The Benes decrees hamper Czech relations with Austria and Germany

Benes Decrees, photo: CTK

The Benes Decrees are again in the news. The decrees, which sanctioned the mass expulsion of ethnic Germans from post-war Czechoslovakia, are now becoming a prominent theme of the pre-election campaign in neighbouring Austria and are being widely discussed in Germany as well. By Alena Skodova.

Benes Decrees,  photo: CTK
he Austrian Chancellor Wolfgang Schuessel said in Vienna on Sunday that the Benes Decrees were dead, and called for a joint Czech-Austrian declaration on the issue be signed, stating that the decrees were no longer legally binding. But the Speaker of the Czech lower house of parliament, Vaclav Klaus, described calls to abolish the decrees as 'unrealistic', a stand being backed by nearly all Czech politicians.

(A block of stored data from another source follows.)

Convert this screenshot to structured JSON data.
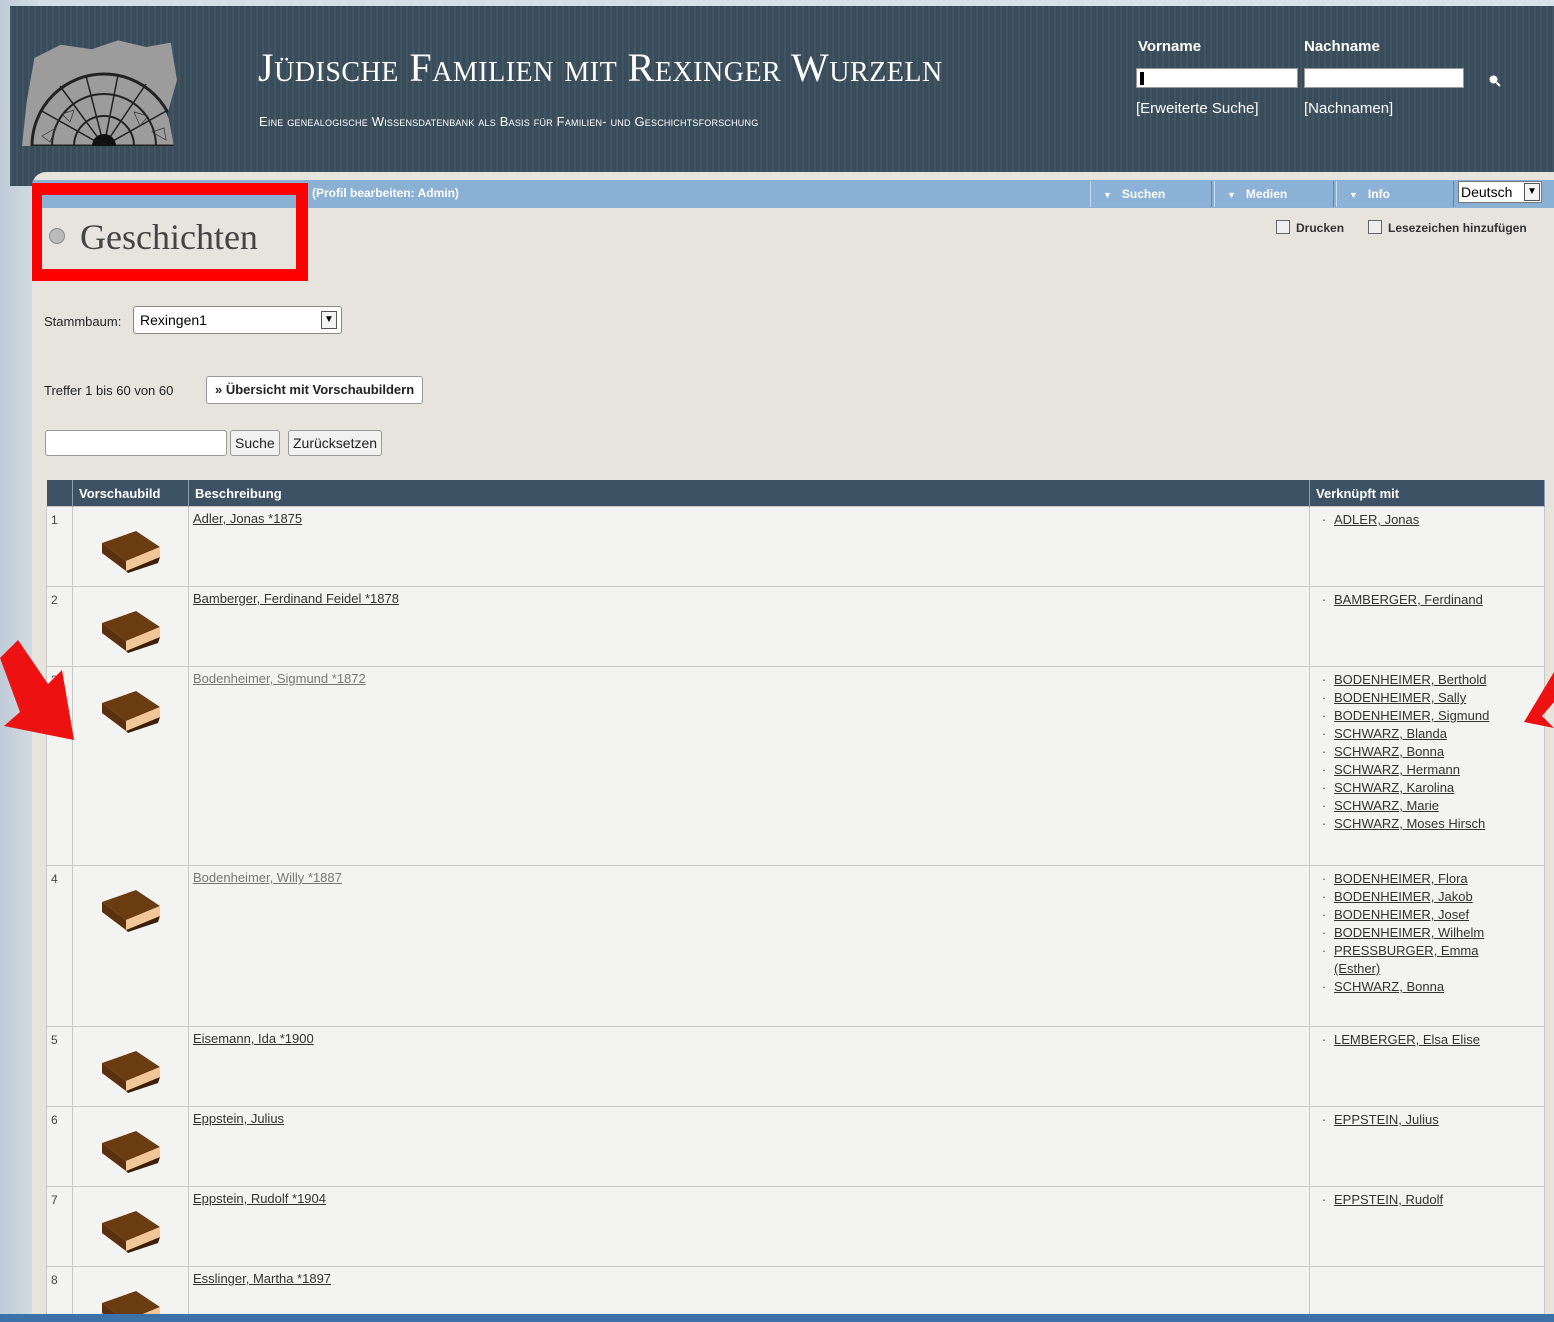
{
  "header": {
    "title": "Jüdische Familien mit Rexinger Wurzeln",
    "subtitle": "Eine genealogische Wissensdatenbank als Basis für Familien- und Geschichtsforschung",
    "firstname_label": "Vorname",
    "lastname_label": "Nachname",
    "advanced_search": "[Erweiterte Suche]",
    "surnames_link": "[Nachnamen]"
  },
  "menubar": {
    "left_text": "(Profil bearbeiten: Admin)",
    "items": [
      "Suchen",
      "Medien",
      "Info"
    ],
    "language": "Deutsch"
  },
  "page": {
    "title": "Geschichten",
    "print": "Drucken",
    "bookmark": "Lesezeichen hinzufügen",
    "tree_label": "Stammbaum:",
    "tree_value": "Rexingen1",
    "hits": "Treffer 1 bis 60 von 60",
    "thumb_overview": "» Übersicht mit Vorschaubildern",
    "search_btn": "Suche",
    "reset_btn": "Zurücksetzen"
  },
  "table": {
    "headers": [
      "",
      "Vorschaubild",
      "Beschreibung",
      "Verknüpft mit"
    ],
    "rows": [
      {
        "num": "1",
        "desc": "Adler, Jonas *1875",
        "links": [
          "ADLER, Jonas"
        ]
      },
      {
        "num": "2",
        "desc": "Bamberger, Ferdinand Feidel *1878",
        "links": [
          "BAMBERGER, Ferdinand"
        ]
      },
      {
        "num": "3",
        "desc": "Bodenheimer, Sigmund *1872",
        "links": [
          "BODENHEIMER, Berthold",
          "BODENHEIMER, Sally",
          "BODENHEIMER, Sigmund",
          "SCHWARZ, Blanda",
          "SCHWARZ, Bonna",
          "SCHWARZ, Hermann",
          "SCHWARZ, Karolina",
          "SCHWARZ, Marie",
          "SCHWARZ, Moses Hirsch"
        ]
      },
      {
        "num": "4",
        "desc": "Bodenheimer, Willy *1887",
        "links": [
          "BODENHEIMER, Flora",
          "BODENHEIMER, Jakob",
          "BODENHEIMER, Josef",
          "BODENHEIMER, Wilhelm",
          "PRESSBURGER, Emma (Esther)",
          "SCHWARZ, Bonna"
        ]
      },
      {
        "num": "5",
        "desc": "Eisemann, Ida *1900",
        "links": [
          "LEMBERGER, Elsa Elise"
        ]
      },
      {
        "num": "6",
        "desc": "Eppstein, Julius",
        "links": [
          "EPPSTEIN, Julius"
        ]
      },
      {
        "num": "7",
        "desc": "Eppstein, Rudolf *1904",
        "links": [
          "EPPSTEIN, Rudolf"
        ]
      },
      {
        "num": "8",
        "desc": "Esslinger, Martha *1897",
        "links": []
      }
    ]
  },
  "colors": {
    "header_bg": "#3b4f5e",
    "menubar": "#8ab0d3",
    "table_header": "#3d5265",
    "highlight": "#ff0000"
  }
}
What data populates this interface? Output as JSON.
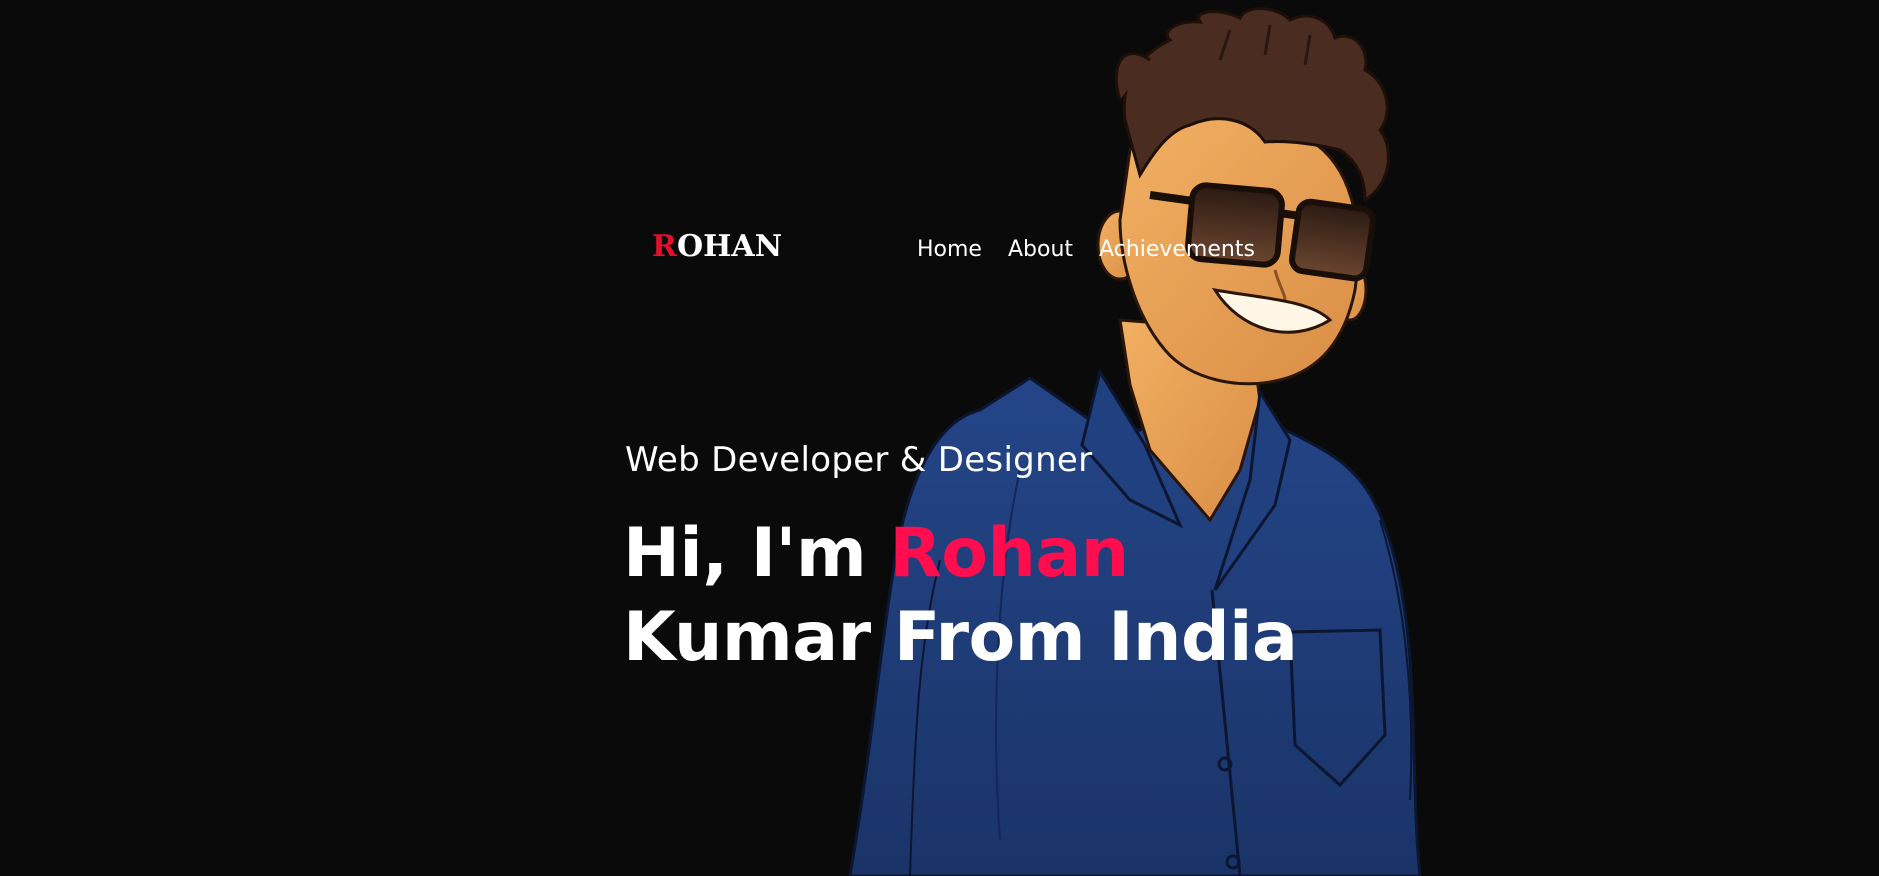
{
  "brand": {
    "initial": "R",
    "rest": "OHAN",
    "colors": {
      "initial": "#e0102a",
      "text": "#ffffff"
    }
  },
  "nav": {
    "items": [
      {
        "label": "Home"
      },
      {
        "label": "About"
      },
      {
        "label": "Achievements"
      }
    ]
  },
  "hero": {
    "subtitle": "Web Developer & Designer",
    "headline_prefix": "Hi, I'm ",
    "headline_name": "Rohan",
    "headline_line2": "Kumar From India",
    "accent_color": "#ff0d4f",
    "illustration": "cartoon-man-with-sunglasses-and-blue-shirt"
  },
  "colors": {
    "background": "#0a0a0a",
    "shirt": "#1f3c78",
    "skin": "#e9a558",
    "hair": "#4a2c20"
  }
}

The decrees were issued by Czechoslovak president Edvard Benes between 1940 to 1945 during his years in exile in London. When the country was liberated from German occupation in May 1945 the decrees became law, in order to restore constitutional order in the legislative vacuum of post-war Czechoslovakia,. There were 143 decrees signed, and three of these gave a legal base to the expulsion of over two million ethnic Germans - known as Sudeten Germans - from Czechoslovakia, and the confiscation of their property between 1945 and 1948. Professor Erazim Kohak from Prague's Charles University, argues that the Benes decrees were necessary for post-war Czechoslovakia.

"Virtually all countries at the end of the war were governed by decrees, because the ordinary systems of parliaments and senates were simply destroyed by war. So the decrees were issued because Czechoslovakia had not yet had a functioning parliament, and so presidential decrees were a constitutional way to deal with problems. There are only three which deal with the particular question of the expulsion of the German minority, and why those were expelled - I can understand it, I lived at that time. I remember the incredible fury after the 7 years of occupation. Why decrees rather than laws? Simply because there was legislative emergency, we were in a war-time condition. Why this particular content? Because it was so much of accumulated hatred."

As professor Kohak noted, only three of over 100 decrees dealt with the expulsion of Sudeten Germans, and it is these three that have long been a bone of contention with Austria and Germany. Organisations representing those who were expelled and their descendants, have been most vocal in calling for the abolition of the decrees. They argue that the decrees legitimised ethnic cleansing. But Professor Kohak shares the view of the great majority of Czech politicians that re-opening the history books will not help to improve Czech relations with their German speaking neighbours.

"The war definitely injured all of us who were caught up in it - Czechs and Germans. That seems to me quite clear. Those decrees were very much a part of the war, and it seems to me that, yes, we now want to put the war behind us. But I don't believe we can do it by simply going back and re-enacting what had once happened. It seems to me that retrospective legislation has always been held inappropriate. Let laws be made which deal with the consequences of the decrees today, but it seems to me that to claim that period never happened, is simply untenable fiction."

The debate around the Benes Decrees is set to continue, but although the wording of the decrees does in places cause embarrassment to Czech politicians, it remains highly unlikely that any Czech political party will risk opening a can of worms by distancing itself from them.